A record $9.68 billion in equity investment was made in 2022 in qualified opportunity funds (QOFs) tracked by Novogradac.
The cumulative total of investment in QOFs tracked by Novogradac reached $34.09 billion as of Dec. 31, 2022. Novogradac was tracking 1,661 QOFs, of which 1,274 reported a specific equity amount raised. The 2022 year-end total was a 39.7% increase over that at the end of 2021 and continued a three-year run of similar investment. (Novogradac reported $9.23 billion in equity raised in 2020 and $9.24 billion in 2021.)
The 2022 totals were largely invested in the first three quarters of the year. The fourth quarter accounted for only 14.4% of the full-year amount, possibly due to a decline in the stock market and a flattening of the real estate market. Those are two leading factors in creating capital gains, which are the driver of opportunity zones (OZ) investment.
Novogradac collects data on a rolling basis from QOFs that voluntarily provide information and also includes information from public sources such as Security and Exchange Commission filings and press releases. Because Novogradac’s figures don’t include proprietary or private funds that are owned and operated by their principal investors, actual OZ investment is probably three or four times Novogradac’s numbers.
The QOFs in Novogradac’s survey had an average equity raise of $26.7 million, but that figure was greatly affected by a small number of QOFs that have raised large amounts of money. There are eight QOFs that have raised more than $500 million in equity and their average amount of funds raised was $947 million. Perhaps a more accurate barometer of equity raised is the median amount (the figure for which an equal amount of QOFs have raised more and less equity), which was $4.6 million. That figure has been steady over the past three years, coming in at $4.6 million in 2020 and $4.7 million in 2021.
Pulling the focus out a little further, QOFs that have raised $100 million or more in equity make up 5.3% of all QOFs, but have raised $20.7 billion, which is more than 60% of all equity.
More than 70% of QOFs in Novogradac’s survey focus on a single investment. Those QOFs have a median equity raise of $3.5 million.
Novogradac breaks investments into five general areas: residential, commercial, hospitality, renewable energy and operating businesses. As it has in every reporting period for Novogradac, residential investment is the leading area, with QOFs focused exclusively on residential raising $6.67 billion and QOFs that have at least some focus on residential raising $27.80 billion. Commercial investment is second among QOFs, with hospitality, renewable energy and operating businesses well behind.
QOFs that focus on a single city make up more than three-fourths of those for which that information is known, while QOFs focused on investments in multiple cities (which includes all the largest QOFs) have raised more than 70% of all equity.
Washington, D.C., remains the city with the most planned QOF investment, as the nation’s capital saw an 83.5% jump in planned equity investment in 2022 to reach nearly $1.4 billion in planned investment. Los Angeles, New York, Phoenix and Nashville round out the top five cities for planned investment and the 54 cities with at least $100 million in planned investment represent 25 states, plus the District of Columbia.
Among cities, Dallas saw the biggest jump, with investment more than tripling as it moved from 51st on the list of cities with the most planned investment to 13th.

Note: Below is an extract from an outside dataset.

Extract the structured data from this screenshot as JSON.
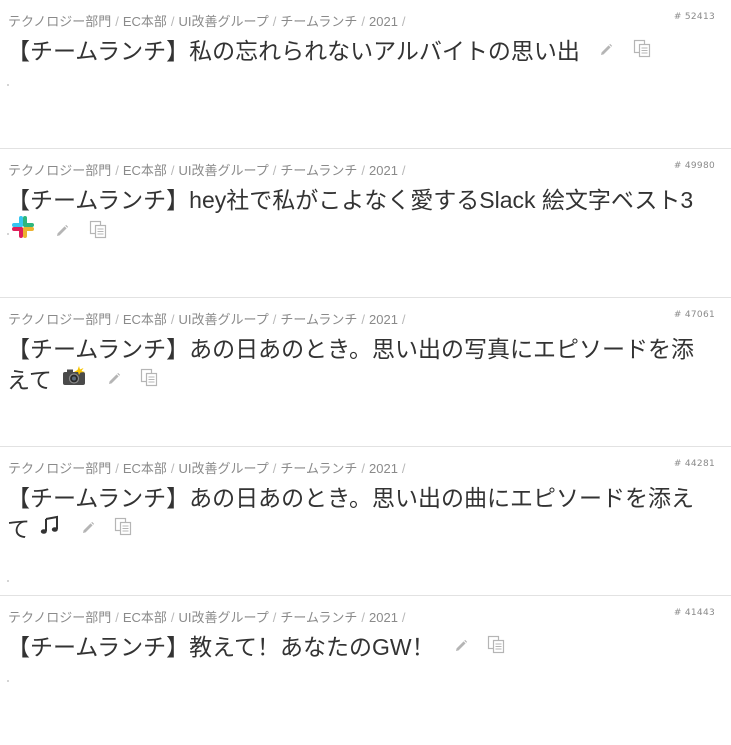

California far outdistances other states for planned QOF investment, with $3.78 billion raised. Arizona is second with $2.06 billion in planned investment, while New York, Texas and the District of Columbia round out the top five.
The QOFs are overseen by managers, some of whom oversee multiple QOFs. There are 12 QOF managers who manage at least $500 million in equity, an increase from seven at the end of 2021. There are 62 QOF managers who oversee at least $100 million in fund value.